Kunin relied so heavily on Dooley that “It was with great reluctance
that … I appointed him to the Vermont Supreme Court. This is where his intellect belonged, but I hated to let him go.” However, she writes, “I surmised then what I now know, that his contribution on the court would be more
lasting than all his accomplishments in state government.”

Dooley sits on a court that he describes as filled with independent thinkers. “I don't think anyone on the court is predictable,” he says, refusing to label the court liberal, moderate, or conservative.

The Supreme Court, as the court of last resort in Vermont, cannot refuse hearings and decides more than 300 cases annually. The court “fast-tracks” cases in which the real need is to decide who wins and who loses, so it can spend more time on developing the law of the state in areas like state and federal constitutional law.

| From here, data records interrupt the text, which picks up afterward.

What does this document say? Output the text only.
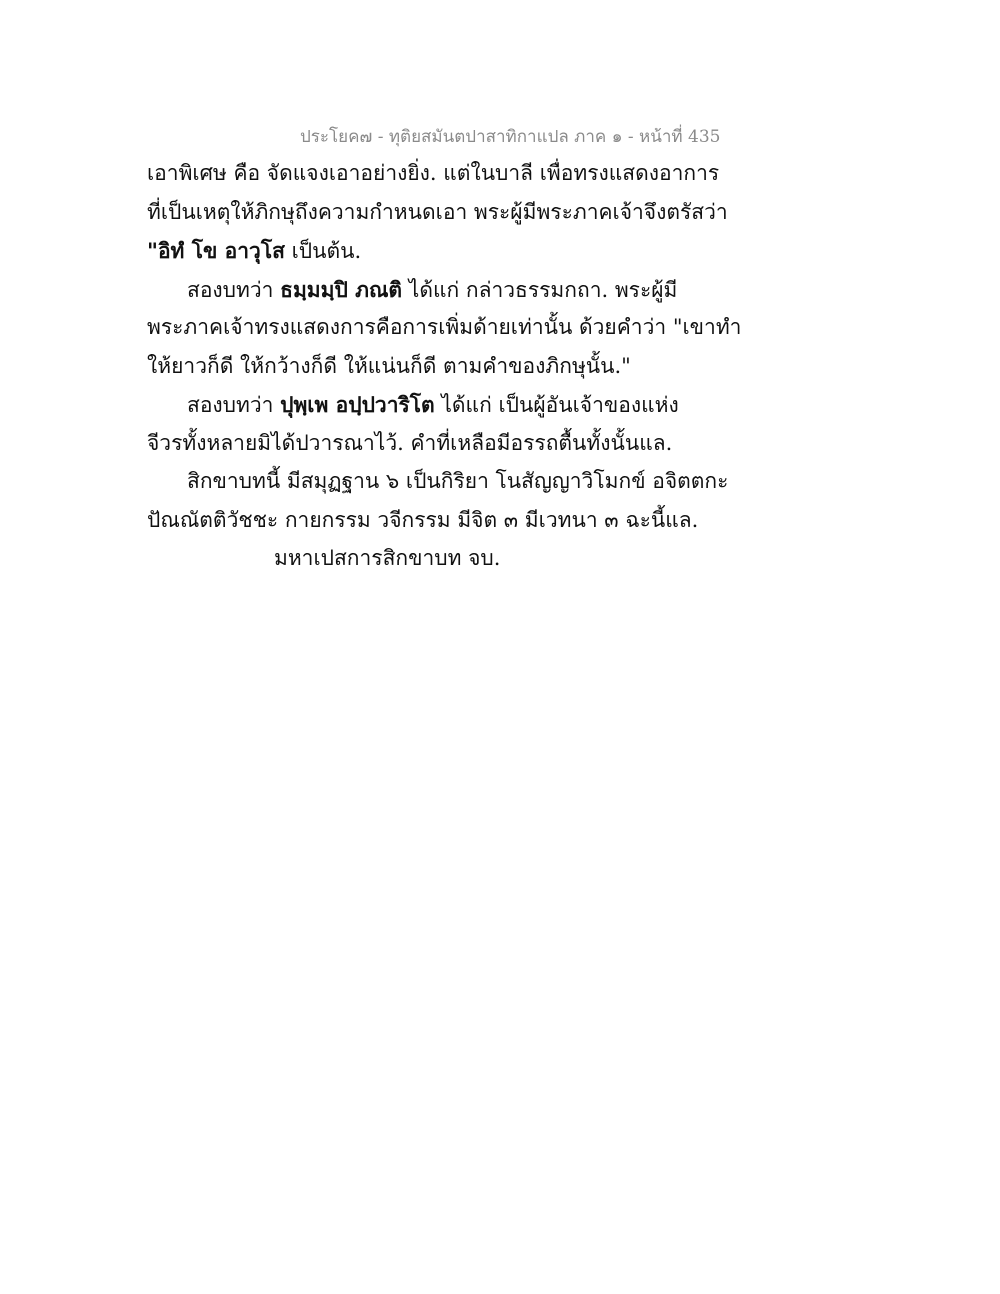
ประโยค๗ - ทุติยสมันตปาสาทิกาแปล ภาค ๑ - หน้าที่ 435
เอาพิเศษ คือ จัดแจงเอาอย่างยิ่ง. แต่ในบาลี เพื่อทรงแสดงอาการ
ที่เป็นเหตุให้ภิกษุถึงความกำหนดเอา พระผู้มีพระภาคเจ้าจึงตรัสว่า
"อิทํ โข อาวุโส เป็นต้น.
สองบทว่า ธมฺมมฺปิ ภณติ ได้แก่ กล่าวธรรมกถา. พระผู้มี
พระภาคเจ้าทรงแสดงการคือการเพิ่มด้ายเท่านั้น ด้วยคำว่า "เขาทำ
ให้ยาวก็ดี ให้กว้างก็ดี ให้แน่นก็ดี ตามคำของภิกษุนั้น."
สองบทว่า ปุพฺเพ อปฺปวาริโต ได้แก่ เป็นผู้อันเจ้าของแห่ง
จีวรทั้งหลายมิได้ปวารณาไว้. คำที่เหลือมีอรรถตื้นทั้งนั้นแล.
สิกขาบทนี้ มีสมุฏฐาน ๖ เป็นกิริยา โนสัญญาวิโมกข์ อจิตตกะ
ปัณณัตติวัชชะ กายกรรม วจีกรรม มีจิต ๓ มีเวทนา ๓ ฉะนี้แล.
มหาเปสการสิกขาบท จบ.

Each justice writes as many as thirty five opinions each year, never choosing which decision to write. Dooley appreciates the diverse selection of cases he writes about, claiming, “You can find intellectual interest where you never thought you could.” One day he'll hear a case dealing with public utilities; the next, the court will have a constitutional matter or a custody battle on its docket

“You have to do other things outside of your core of responsibilities,” says the justice, who has set up a legal support project between Vermont and the Republic of Karelia, a unit of the Russian Federation.

And when he finds some spare time, the task of completing his book on evidence law awaits him.